E della Repubblica Centrafricana, del Sudan, non sa niente nessuno. Perché costa troppo. Mentre l’Ucraina diventa la nuova Bosnia. Perché è facile. Perché siamo tanti. Siamo centinaia. E dobbiamo scrivere un pezzo al giorno. E invece l’Ucraina, in realtà, è insieme scenografica e invisibile. Perché qui è tutto un intreccio di potere e affari. Con questi oligarchi che saranno non più di venti: ma stanno dietro a ogni cosa. La prima volta che ho letto un libro sull’Ucraina, mi è sembrato un film di spionaggio: gente avvelenata, elezioni truccate, auto speronate. Il presidente con i lingotti d’oro nell’armadio. L’Ucraina è una guerra complessa, in cui il soldato in cui ti imbatti, con cui parli, non è che l’ultima pedina di un gioco di mille pedine – è una guerra così complessa, che neppure ci siamo accorti che non era affatto una guerra, ma un’operazione di destabilizzazione voluta da Putin. Ma eravamo tanti, un anno fa, eravamo centinaia, ed eravamo tutti lì, e avevamo un’idea così vaga di quest’Ucraina che qualcuno ha sbagliato aeroporto ed è finito in Moldavia: così un’operazione di destabilizzazione è diventata una guerra civile. Una nuova Bosnia.

Anche perché i tatari in Crimea, no?, sono musulmani. Vedrai: sarà un genocidio. Un anno fa, la città più pericolosa era Slavyansk, ed eravamo tutti di base a Donetsk. Oggi la città più pericolosa è Donetsk, e siamo tutti di base a Slavyansk.
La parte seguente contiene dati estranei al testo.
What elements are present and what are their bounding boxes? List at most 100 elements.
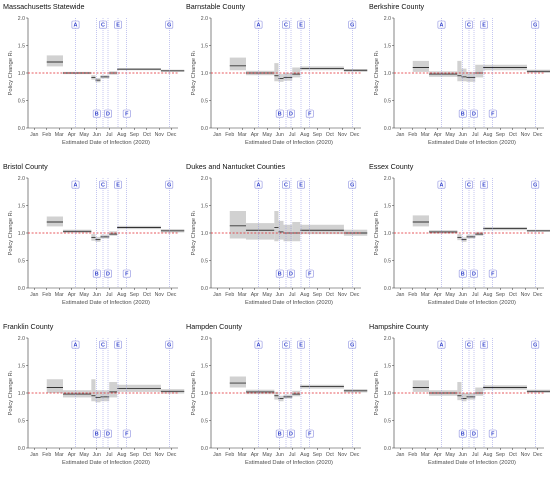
policy-marker-box — [531, 340, 540, 349]
chart-svg: 0.0 0.5 1.0 1.5 2.0 Jan Feb Mar Apr May Jun Jul Aug S… — [374, 336, 550, 466]
chart-svg: 0.0 0.5 1.0 1.5 2.0 Jan Feb Mar Apr May Jun Jul Aug S… — [8, 336, 185, 466]
policy-marker-label: G — [533, 22, 537, 28]
policy-marker-label: F — [491, 271, 495, 277]
y-axis-label: Policy Change Rₜ — [374, 210, 380, 255]
x-tick-label: May — [79, 452, 89, 458]
policy-marker-label: G — [533, 182, 537, 188]
y-tick-label: 1.0 — [384, 231, 391, 237]
x-tick-label: Aug — [117, 452, 126, 458]
chart-panel: Bristol County 0.0 0.5 1.0 1.5 2.0 Jan Feb Mar Ap… — [0, 160, 185, 319]
y-axis-label: Policy Change Rₜ — [191, 210, 197, 255]
x-tick-label: Nov — [338, 292, 348, 298]
policy-marker-box — [488, 109, 497, 118]
policy-marker-label: F — [125, 271, 129, 277]
y-axis-label: Policy Change Rₜ — [191, 50, 197, 95]
y-axis-label: Policy Change Rₜ — [374, 370, 380, 415]
policy-marker-box — [71, 180, 80, 189]
policy-marker-box — [488, 429, 497, 438]
ci-band — [412, 215, 429, 227]
policy-marker-box — [287, 269, 295, 278]
x-tick-label: Jan — [213, 452, 221, 458]
policy-marker-box — [104, 109, 112, 118]
y-tick-label: 2.0 — [201, 176, 208, 182]
panel-title: Hampden County — [186, 322, 242, 331]
policy-marker-box — [99, 20, 107, 29]
x-tick-label: Jun — [276, 292, 284, 298]
policy-marker-box — [458, 429, 467, 438]
y-tick-label: 1.0 — [201, 71, 208, 77]
y-tick-label: 0.0 — [384, 126, 391, 132]
policy-marker-label: A — [74, 22, 78, 28]
policy-marker-box — [92, 429, 101, 438]
panel-title: Essex County — [369, 162, 414, 171]
x-axis-label: Estimated Date of Infection (2020) — [245, 140, 333, 146]
policy-marker-box — [275, 109, 284, 118]
x-tick-label: Mar — [55, 292, 64, 298]
y-tick-label: 2.0 — [384, 336, 391, 342]
y-tick-label: 0.0 — [18, 126, 25, 132]
y-tick-label: 1.0 — [384, 71, 391, 77]
policy-marker-label: E — [116, 342, 120, 348]
policy-marker-box — [458, 269, 467, 278]
x-tick-label: Jul — [289, 132, 296, 138]
policy-marker-label: A — [440, 342, 444, 348]
y-tick-label: 0.5 — [384, 258, 391, 264]
policy-marker-label: F — [125, 431, 129, 437]
policy-marker-label: A — [257, 342, 261, 348]
policy-marker-label: E — [482, 182, 486, 188]
x-tick-label: Dec — [350, 452, 360, 458]
ci-band — [246, 223, 275, 240]
x-tick-label: Sep — [130, 132, 139, 138]
x-tick-label: Sep — [313, 452, 322, 458]
policy-marker-label: D — [106, 271, 110, 277]
ci-band — [461, 393, 467, 402]
policy-marker-label: G — [350, 342, 354, 348]
policy-marker-label: A — [440, 22, 444, 28]
y-tick-label: 0.5 — [18, 258, 25, 264]
x-tick-label: Jan — [30, 292, 38, 298]
x-tick-label: Apr — [434, 452, 442, 458]
panel-title: Bristol County — [3, 162, 48, 171]
policy-marker-box — [275, 429, 284, 438]
policy-marker-label: C — [467, 342, 471, 348]
y-tick-label: 2.0 — [384, 16, 391, 22]
x-tick-label: Aug — [483, 132, 492, 138]
policy-marker-label: D — [472, 111, 476, 117]
chart-panel: Berkshire County 0.0 0.5 1.0 1.5 2.0 Jan Feb Mar… — [366, 0, 550, 159]
x-tick-label: Feb — [225, 292, 234, 298]
policy-marker-label: C — [101, 182, 105, 188]
x-tick-label: Aug — [300, 292, 309, 298]
ci-band — [109, 231, 118, 236]
policy-marker-label: G — [350, 182, 354, 188]
policy-marker-box — [305, 269, 314, 278]
x-tick-label: Jul — [472, 292, 479, 298]
x-tick-label: Jun — [93, 292, 101, 298]
ci-band — [300, 224, 344, 235]
policy-marker-label: B — [278, 271, 282, 277]
y-tick-label: 0.5 — [384, 418, 391, 424]
policy-marker-label: B — [95, 431, 99, 437]
policy-marker-label: D — [106, 111, 110, 117]
ci-band — [278, 74, 284, 82]
x-axis-label: Estimated Date of Infection (2020) — [245, 300, 333, 306]
policy-marker-box — [348, 340, 357, 349]
y-tick-label: 1.5 — [18, 43, 25, 49]
policy-marker-box — [282, 340, 290, 349]
policy-marker-box — [165, 180, 174, 189]
x-tick-label: Dec — [533, 452, 543, 458]
ci-band — [466, 71, 476, 82]
x-tick-label: Feb — [408, 132, 417, 138]
x-tick-label: Oct — [326, 292, 335, 298]
policy-marker-box — [297, 340, 305, 349]
x-tick-label: Jun — [459, 292, 467, 298]
x-tick-label: May — [79, 132, 89, 138]
policy-marker-box — [104, 269, 112, 278]
ci-band — [457, 60, 462, 82]
policy-marker-label: G — [167, 182, 171, 188]
policy-marker-label: D — [289, 111, 293, 117]
policy-marker-box — [470, 109, 478, 118]
policy-marker-label: B — [461, 111, 465, 117]
chart-svg: 0.0 0.5 1.0 1.5 2.0 Jan Feb Mar Apr May Jun Jul Aug S… — [374, 16, 550, 146]
x-tick-label: Sep — [313, 292, 322, 298]
policy-marker-box — [437, 20, 446, 29]
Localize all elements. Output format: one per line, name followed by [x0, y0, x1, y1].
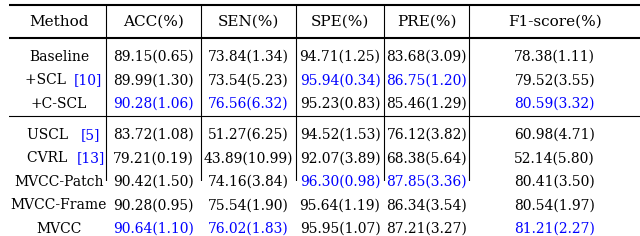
Text: 95.95(1.07): 95.95(1.07) [300, 222, 380, 236]
Text: 89.99(1.30): 89.99(1.30) [113, 73, 194, 88]
Text: 79.52(3.55): 79.52(3.55) [515, 73, 595, 88]
Text: 80.59(3.32): 80.59(3.32) [515, 97, 595, 111]
Text: 95.23(0.83): 95.23(0.83) [300, 97, 380, 111]
Text: 76.02(1.83): 76.02(1.83) [208, 222, 289, 236]
Text: 43.89(10.99): 43.89(10.99) [204, 151, 293, 165]
Text: F1-score(%): F1-score(%) [508, 15, 602, 29]
Text: PRE(%): PRE(%) [397, 15, 456, 29]
Text: 83.68(3.09): 83.68(3.09) [387, 50, 467, 64]
Text: 68.38(5.64): 68.38(5.64) [387, 151, 467, 165]
Text: +SCL: +SCL [25, 73, 70, 88]
Text: 95.64(1.19): 95.64(1.19) [300, 198, 380, 212]
Text: Baseline: Baseline [29, 50, 89, 64]
Text: 85.46(1.29): 85.46(1.29) [387, 97, 467, 111]
Text: USCL: USCL [27, 128, 72, 142]
Text: CVRL: CVRL [28, 151, 72, 165]
Text: 94.52(1.53): 94.52(1.53) [300, 128, 380, 142]
Text: 60.98(4.71): 60.98(4.71) [515, 128, 595, 142]
Text: 86.75(1.20): 86.75(1.20) [387, 73, 467, 88]
Text: 73.54(5.23): 73.54(5.23) [208, 73, 289, 88]
Text: 74.16(3.84): 74.16(3.84) [208, 175, 289, 189]
Text: 89.15(0.65): 89.15(0.65) [113, 50, 194, 64]
Text: MVCC-Patch: MVCC-Patch [14, 175, 104, 189]
Text: MVCC: MVCC [36, 222, 82, 236]
Text: 79.21(0.19): 79.21(0.19) [113, 151, 194, 165]
Text: 90.42(1.50): 90.42(1.50) [113, 175, 194, 189]
Text: 96.30(0.98): 96.30(0.98) [300, 175, 380, 189]
Text: 90.28(1.06): 90.28(1.06) [113, 97, 194, 111]
Text: 76.12(3.82): 76.12(3.82) [387, 128, 467, 142]
Text: 80.54(1.97): 80.54(1.97) [515, 198, 595, 212]
Text: 76.56(6.32): 76.56(6.32) [208, 97, 289, 111]
Text: [10]: [10] [73, 73, 102, 88]
Text: 51.27(6.25): 51.27(6.25) [208, 128, 289, 142]
Text: 95.94(0.34): 95.94(0.34) [300, 73, 380, 88]
Text: 90.64(1.10): 90.64(1.10) [113, 222, 194, 236]
Text: 81.21(2.27): 81.21(2.27) [515, 222, 595, 236]
Text: 92.07(3.89): 92.07(3.89) [300, 151, 380, 165]
Text: [13]: [13] [76, 151, 105, 165]
Text: 90.28(0.95): 90.28(0.95) [113, 198, 194, 212]
Text: [5]: [5] [81, 128, 100, 142]
Text: 83.72(1.08): 83.72(1.08) [113, 128, 194, 142]
Text: MVCC-Frame: MVCC-Frame [11, 198, 108, 212]
Text: Method: Method [29, 15, 89, 29]
Text: 86.34(3.54): 86.34(3.54) [387, 198, 467, 212]
Text: 75.54(1.90): 75.54(1.90) [208, 198, 289, 212]
Text: 94.71(1.25): 94.71(1.25) [300, 50, 381, 64]
Text: 87.85(3.36): 87.85(3.36) [387, 175, 467, 189]
Text: 78.38(1.11): 78.38(1.11) [515, 50, 595, 64]
Text: 80.41(3.50): 80.41(3.50) [515, 175, 595, 189]
Text: +C-SCL: +C-SCL [31, 97, 87, 111]
Text: SEN(%): SEN(%) [218, 15, 279, 29]
Text: 73.84(1.34): 73.84(1.34) [208, 50, 289, 64]
Text: ACC(%): ACC(%) [124, 15, 184, 29]
Text: 87.21(3.27): 87.21(3.27) [387, 222, 467, 236]
Text: 52.14(5.80): 52.14(5.80) [515, 151, 595, 165]
Text: SPE(%): SPE(%) [311, 15, 369, 29]
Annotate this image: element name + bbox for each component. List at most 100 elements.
E’ l’unica cosa che è cambiata. Slavyansk, ora, è esattamente quella di prima. Non è rimasto niente della guerra. Niente: come se non ci fosse mai stata. Non ho mai visto una guerra più inutile.

E non è un caso, allora, che l’Ucraina sia stata la guerra di Jérôme Sessini, fotografo francese noto per il suo lavoro lungo la frontiera del Messico, Così lontano da Dio, così vicino agli Stati Uniti – e per il suo carattere. Ruvido, scontroso. Introverso. Ferocemente sincero. A me invece Jérôme attrae proprio per questo: perché è selettivo. Ti parla se ha qualcosa da dirti e da sentirsi dire: altrimenti se ne sta solo in un angolo. Ti sceglie. E così le sue foto. Non nel senso, è ovvio, che ogni foto è la scelta di un’inquadratura, mostra e nasconde allo stesso tempo, no: Jérôme non documenta, non testimonia: racconta. Vede, nel significato più pieno del termine. Non sta lì a pretendersi neutrale. Dei fotografi in genere riconosci lo stile: ma solo di pochi, solo di quelli come Jérôme, riconosci lo sguardo. Perché quale che sia la guerra, quale che sia il luogo, Jérôme in realtà sta sempre nello stesso posto: sta tra i perdenti, tra la gente comune che dalla guerra non ha mai ottenuto niente, se non un foro in testa – con questi ritratti di uomini soli tra le macerie, un signore che cammina svelto con la sua sporta della spesa, con la sua vita in mezzo ai cecchini e mortai, i passeggeri del volo della Malaysia Airlines riversi tra l’erba, ancora allacciati ai sedili. Perché la guerra, spesso, è altrove da dove si combatte. E’ in mezzo ai tanti che ti riconoscono, giornalista, e ti fermano, e sono loro, non tu, a fare domande: non capiscono cosa sta succedendo. Questi sunniti, questi sciiti, questi serbi e croati: non capiscono cosa vogliono.

A volte neppure capiscono chi sono.

Quale che sia la guerra, Jérôme è sempre lì: in mezzo ai tanti la cui unica colpa è essersi trovati nel posto sbagliato. Come Natalia Vynokurova, con questa sua camicia a fiori, e gli orecchini, la carta da parati. Le dita sottili. Questa vita come la nostra. E però ora non insegna più pianoforte. Cucina, e vende un po’ di cibo per strada. Adesso Putin ha deciso di intervenire in Siria. E in Ucraina all’improvviso non si spara più. Perché in fondo, Putin ha raggiunto il suo obiettivo, dicono alcuni. Ha impedito che le manifestazioni di Maidan, la richiesta di riforme, di democrazia, dilagassero fino a Mosca, ha impaludato l’Ucraina negli scontri con i separatisti, bloccando il suo ingresso nell’Unione Europea. E magari, nella Nato. No, Putin non ha ottenuto niente, dicono altri. Anzi: l’Ucraina, in reazione a Putin, ha consolidato la sua identità nazionale. Le riforme saranno più rapide, dicono. Più incisive.

Di sicuro qui la guerra, all’improvviso, si è fermata. Quella che era la nuova Bosnia. L’est, l’ovest. L’odio ancestrale. E invece era solo l’Ucraina. Così lontana da Dio, così vicina alla Russia.